Please ignore this question if it is really not relevant. Maybe I need to get more clear in my head.

6. Originally Posted by aman_cc

My question is why should $e(A) = e.A$? Is there a logic to it - or this is a fact which just happens to be true based on how we define
1. Elementary Row Operation
2. Matrix Multiplication
well, the only way to prove that is direct calculation, i.e. to check that $eA$ really does the required row operation.

here's a question for you to think about: can you write an elementary matrix in terms of $e_{ij}$?

( $e_{ij},$ as usual, is the square matrix with 1 in the $i$-th row and $j$-th column and 0 everywhere else)

7. Originally Posted by NonCommAlg
well, the only way to prove that is direct calculation, i.e. to check that $eA$ really does the required row operation.

here's a question for you to think about: can you write an elementary matrix in terms of $e_{ij}$?
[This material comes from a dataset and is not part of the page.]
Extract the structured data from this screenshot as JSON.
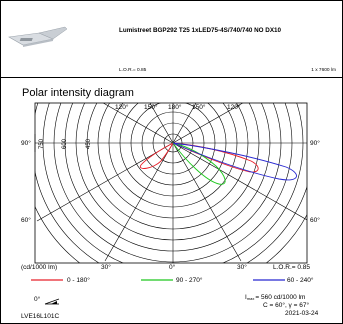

( $e_{ij},$ as usual, is the square matrix with 1 in the $i$-th row and $j$-th column and 0 everywhere else)

Let me try

$I_n = \sum e_{ii}$ , where $i \in [1,n]$
In the equations below I have used the above mentioned expansion.

Interchange of row - $Row_a \leftrightharpoons Row_b$
$e = I_n - e_{aa} - e_{bb} + e_{ab} + e_{ba}$

Multiplication by a scalar $Row_a = x \times Row_a$
$e = I_n - e_{aa} + x \times e_{aa}$

Adding a scalar multiple of a row to another row $Row_a = Row_a + x \times Row_b$
$e = I_n + x \times e_{ab}$

Am I anywhere close to what you wanted me to try? If yes, any specific importance of this method?

Thanks very much !!

8. Originally Posted by aman_cc
Let me try

$I_n = \sum e_{ii}$ , where $i \in [1,n]$
In the equations below I have used the above mentioned expansion.

Interchange of row - $Row_a \leftrightharpoons Row_b$
$e = I_n - e_{aa} - e_{bb} + e_{ab} + e_{ba}$

Multiplication by a scalar $Row_a = x \times Row_a$
$e = I_n - e_{aa} + x \times e_{aa}$

Adding a scalar multiple of a row to another row $Row_a = Row_a + x \times Row_b$
$e = I_n + x \times e_{ab}$

Am I anywhere close to what you wanted me to try? If yes, any specific importance of this method?

Thanks very much !!
right! of course, "multiplying by a scalar" and "adding a scalar multiple of a row to another row" have the same form, which is $I + ce_{ij}.$ so we basically have two distinct forms of matrices.

the reason that i gave you this question is that using these forms makes the proof $e(A)=eA$ easier. that's because we can write the matrix $A=[a_{ij}]$ in the form $A=\sum_{i,j}a_{ij}e_{ij}$ and then

we can use this fact that $e_{ij}e_{rs}=\delta_{jr}e_{is},$ where $\delta_{jr}$ is, as usual, the Kronecker's delta.

9. I get the idea. Thanks very much !!